Sabahtan beri dinlemeye doyamadığım şarkı... Adını daha önce hiç duymadığım Ayla ÇELİK'in Beyaz ile düeti. Umut her zaman vardır; Bağdat'ta zamanın zor koşullarında yaşanan hayatları, ortaya çıkan sanat eserlerini ve bu eserlerin sanatçılarını düşününce, Hayyam'ı aklımın ucundan geçirince neden olmasın diyorum; neden yaşama sevincimize sarılmayalım dört elle, neden sanata, edebiyata, bilime yormayalım kafamızı "bu şartlarda bile"? Asıl böyle zamanlarda yönümüzü çevirmeliyiz sanata, bilime, edebiyata (hoş, edebiyat da en güzel sanat dallarından biri benim gönlümde).
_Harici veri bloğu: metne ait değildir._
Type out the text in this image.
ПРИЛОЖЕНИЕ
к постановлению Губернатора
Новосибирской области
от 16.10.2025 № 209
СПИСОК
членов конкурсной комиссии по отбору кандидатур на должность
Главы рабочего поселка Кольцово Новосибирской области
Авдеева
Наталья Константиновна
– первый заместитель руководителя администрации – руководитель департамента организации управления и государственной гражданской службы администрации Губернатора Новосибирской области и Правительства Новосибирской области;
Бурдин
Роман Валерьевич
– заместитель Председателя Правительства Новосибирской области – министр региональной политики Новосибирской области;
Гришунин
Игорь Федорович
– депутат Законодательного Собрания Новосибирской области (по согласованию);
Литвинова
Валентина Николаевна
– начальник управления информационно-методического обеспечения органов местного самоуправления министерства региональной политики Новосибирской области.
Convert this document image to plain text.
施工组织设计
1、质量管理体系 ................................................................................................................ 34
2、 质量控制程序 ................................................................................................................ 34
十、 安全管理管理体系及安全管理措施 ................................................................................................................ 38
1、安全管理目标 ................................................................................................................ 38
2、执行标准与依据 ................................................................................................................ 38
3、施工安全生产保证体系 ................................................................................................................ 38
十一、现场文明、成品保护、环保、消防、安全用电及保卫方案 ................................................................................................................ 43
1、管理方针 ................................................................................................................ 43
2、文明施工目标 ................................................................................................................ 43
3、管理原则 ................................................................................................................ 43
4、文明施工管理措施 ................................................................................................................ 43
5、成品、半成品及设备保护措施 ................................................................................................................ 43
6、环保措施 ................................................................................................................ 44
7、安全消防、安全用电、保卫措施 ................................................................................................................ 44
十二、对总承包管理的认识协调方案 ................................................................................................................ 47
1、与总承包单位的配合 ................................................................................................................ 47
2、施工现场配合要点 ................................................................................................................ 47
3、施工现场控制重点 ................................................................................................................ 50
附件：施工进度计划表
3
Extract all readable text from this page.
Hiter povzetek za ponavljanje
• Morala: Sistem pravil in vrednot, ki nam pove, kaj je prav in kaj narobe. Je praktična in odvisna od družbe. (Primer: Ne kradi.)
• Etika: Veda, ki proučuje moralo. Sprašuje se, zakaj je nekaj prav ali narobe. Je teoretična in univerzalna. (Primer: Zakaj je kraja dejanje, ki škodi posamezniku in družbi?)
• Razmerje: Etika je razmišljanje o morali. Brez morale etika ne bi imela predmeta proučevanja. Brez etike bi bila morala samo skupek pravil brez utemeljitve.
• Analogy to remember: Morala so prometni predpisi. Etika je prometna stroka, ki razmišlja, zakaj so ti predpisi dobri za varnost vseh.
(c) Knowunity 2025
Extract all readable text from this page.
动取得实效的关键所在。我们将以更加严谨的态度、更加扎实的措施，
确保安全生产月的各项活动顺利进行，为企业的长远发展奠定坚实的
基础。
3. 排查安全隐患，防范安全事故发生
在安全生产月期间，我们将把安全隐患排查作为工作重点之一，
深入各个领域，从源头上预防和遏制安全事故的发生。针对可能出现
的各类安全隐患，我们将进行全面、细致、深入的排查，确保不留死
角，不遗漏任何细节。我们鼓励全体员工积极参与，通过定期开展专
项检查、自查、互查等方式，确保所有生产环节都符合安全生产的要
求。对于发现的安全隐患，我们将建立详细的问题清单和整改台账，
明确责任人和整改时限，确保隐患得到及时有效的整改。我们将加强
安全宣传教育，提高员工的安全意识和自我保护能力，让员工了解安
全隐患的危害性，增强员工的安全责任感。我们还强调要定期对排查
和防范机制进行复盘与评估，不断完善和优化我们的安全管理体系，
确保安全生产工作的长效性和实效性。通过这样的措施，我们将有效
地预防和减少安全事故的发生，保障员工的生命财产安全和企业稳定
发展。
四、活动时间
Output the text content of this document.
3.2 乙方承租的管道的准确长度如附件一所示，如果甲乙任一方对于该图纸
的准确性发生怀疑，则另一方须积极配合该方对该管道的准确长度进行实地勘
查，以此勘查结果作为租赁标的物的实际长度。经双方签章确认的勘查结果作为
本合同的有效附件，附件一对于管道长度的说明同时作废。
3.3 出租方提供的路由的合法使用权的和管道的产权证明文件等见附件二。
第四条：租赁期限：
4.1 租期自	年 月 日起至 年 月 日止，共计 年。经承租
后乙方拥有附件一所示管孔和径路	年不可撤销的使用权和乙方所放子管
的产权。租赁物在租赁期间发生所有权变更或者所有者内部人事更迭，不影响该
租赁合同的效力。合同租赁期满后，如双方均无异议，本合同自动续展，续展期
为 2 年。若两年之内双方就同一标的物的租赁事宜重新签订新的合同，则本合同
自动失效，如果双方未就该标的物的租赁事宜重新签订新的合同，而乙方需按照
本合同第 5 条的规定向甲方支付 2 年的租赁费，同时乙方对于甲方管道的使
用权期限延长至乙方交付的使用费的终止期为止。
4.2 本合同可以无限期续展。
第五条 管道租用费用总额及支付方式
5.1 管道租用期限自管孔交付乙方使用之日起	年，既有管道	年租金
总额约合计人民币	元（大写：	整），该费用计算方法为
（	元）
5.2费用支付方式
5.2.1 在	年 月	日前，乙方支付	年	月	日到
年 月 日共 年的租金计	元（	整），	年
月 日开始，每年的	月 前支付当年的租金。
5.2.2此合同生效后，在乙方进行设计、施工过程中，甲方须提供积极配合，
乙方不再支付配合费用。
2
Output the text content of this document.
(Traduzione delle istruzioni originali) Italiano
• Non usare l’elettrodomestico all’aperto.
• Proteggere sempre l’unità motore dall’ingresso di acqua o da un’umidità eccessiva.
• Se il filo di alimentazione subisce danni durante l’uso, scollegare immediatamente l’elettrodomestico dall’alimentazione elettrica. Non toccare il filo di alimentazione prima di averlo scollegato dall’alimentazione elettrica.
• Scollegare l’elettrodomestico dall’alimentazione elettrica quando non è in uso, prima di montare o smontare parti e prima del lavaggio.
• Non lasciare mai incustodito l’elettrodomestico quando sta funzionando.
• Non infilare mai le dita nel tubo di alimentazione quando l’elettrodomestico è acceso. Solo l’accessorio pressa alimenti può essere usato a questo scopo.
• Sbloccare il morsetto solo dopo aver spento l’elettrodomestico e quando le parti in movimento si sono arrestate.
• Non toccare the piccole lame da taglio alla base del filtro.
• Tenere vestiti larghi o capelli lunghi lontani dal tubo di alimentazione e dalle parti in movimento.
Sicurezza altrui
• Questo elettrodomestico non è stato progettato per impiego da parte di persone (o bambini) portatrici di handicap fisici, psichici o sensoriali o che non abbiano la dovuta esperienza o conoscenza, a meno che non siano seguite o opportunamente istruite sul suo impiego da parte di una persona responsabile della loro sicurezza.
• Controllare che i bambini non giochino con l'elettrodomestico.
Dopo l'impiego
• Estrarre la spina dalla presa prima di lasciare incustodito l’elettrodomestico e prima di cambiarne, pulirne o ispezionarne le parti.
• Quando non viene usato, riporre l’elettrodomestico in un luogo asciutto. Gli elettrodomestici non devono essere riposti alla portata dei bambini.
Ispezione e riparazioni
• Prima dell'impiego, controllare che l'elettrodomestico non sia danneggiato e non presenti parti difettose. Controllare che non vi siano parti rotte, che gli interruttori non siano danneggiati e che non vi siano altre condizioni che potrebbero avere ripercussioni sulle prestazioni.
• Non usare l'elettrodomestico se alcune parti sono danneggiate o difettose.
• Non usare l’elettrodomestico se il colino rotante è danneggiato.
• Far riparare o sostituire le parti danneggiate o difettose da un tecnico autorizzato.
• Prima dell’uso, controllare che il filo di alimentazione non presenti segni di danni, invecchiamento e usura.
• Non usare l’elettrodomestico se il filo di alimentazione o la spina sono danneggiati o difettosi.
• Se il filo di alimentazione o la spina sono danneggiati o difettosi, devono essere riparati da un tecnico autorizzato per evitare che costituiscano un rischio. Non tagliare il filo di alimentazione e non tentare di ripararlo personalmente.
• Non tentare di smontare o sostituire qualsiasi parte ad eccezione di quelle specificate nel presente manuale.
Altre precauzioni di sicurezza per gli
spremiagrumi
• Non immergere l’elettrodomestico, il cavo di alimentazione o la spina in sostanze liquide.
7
Bugün hayranlıkla andığımız sanatçılar, bilim insanları çok mu iyi şartlarda yaşamışlardı? Einstein, Kafka, Beethoven Nazi vahşetinde, Hayyam, İbn-i Sina orta çağda yaşamadılar mı? Acı çekmediler mi? Her şey önlerine altın tepside mi sunuldu? "Tutku"ydu bence eserlerindeki sır; sığınak ettiler yeteneklerini kendilerine. Ben yeteneklerimi keşfedemedim henüz; ama bu başkalarının yeteneklerinden kendimi mahrum etmemi gerektirmiyor. Ben her koşulda kendimi geliştirmeye adıyorum kendimi "her şeye rağmen" ; okumaya, öğrenmeye, hayret etmeye, hayranlık duymaya, öğrendiklerimden keyif almaya adıyorum kendimi. Ha bu arada bir gün kendi yeteneğimi, kendi tutkumu keşfedersem eğer; fazladan bir sığınağım daha olur, ne de güzel olur...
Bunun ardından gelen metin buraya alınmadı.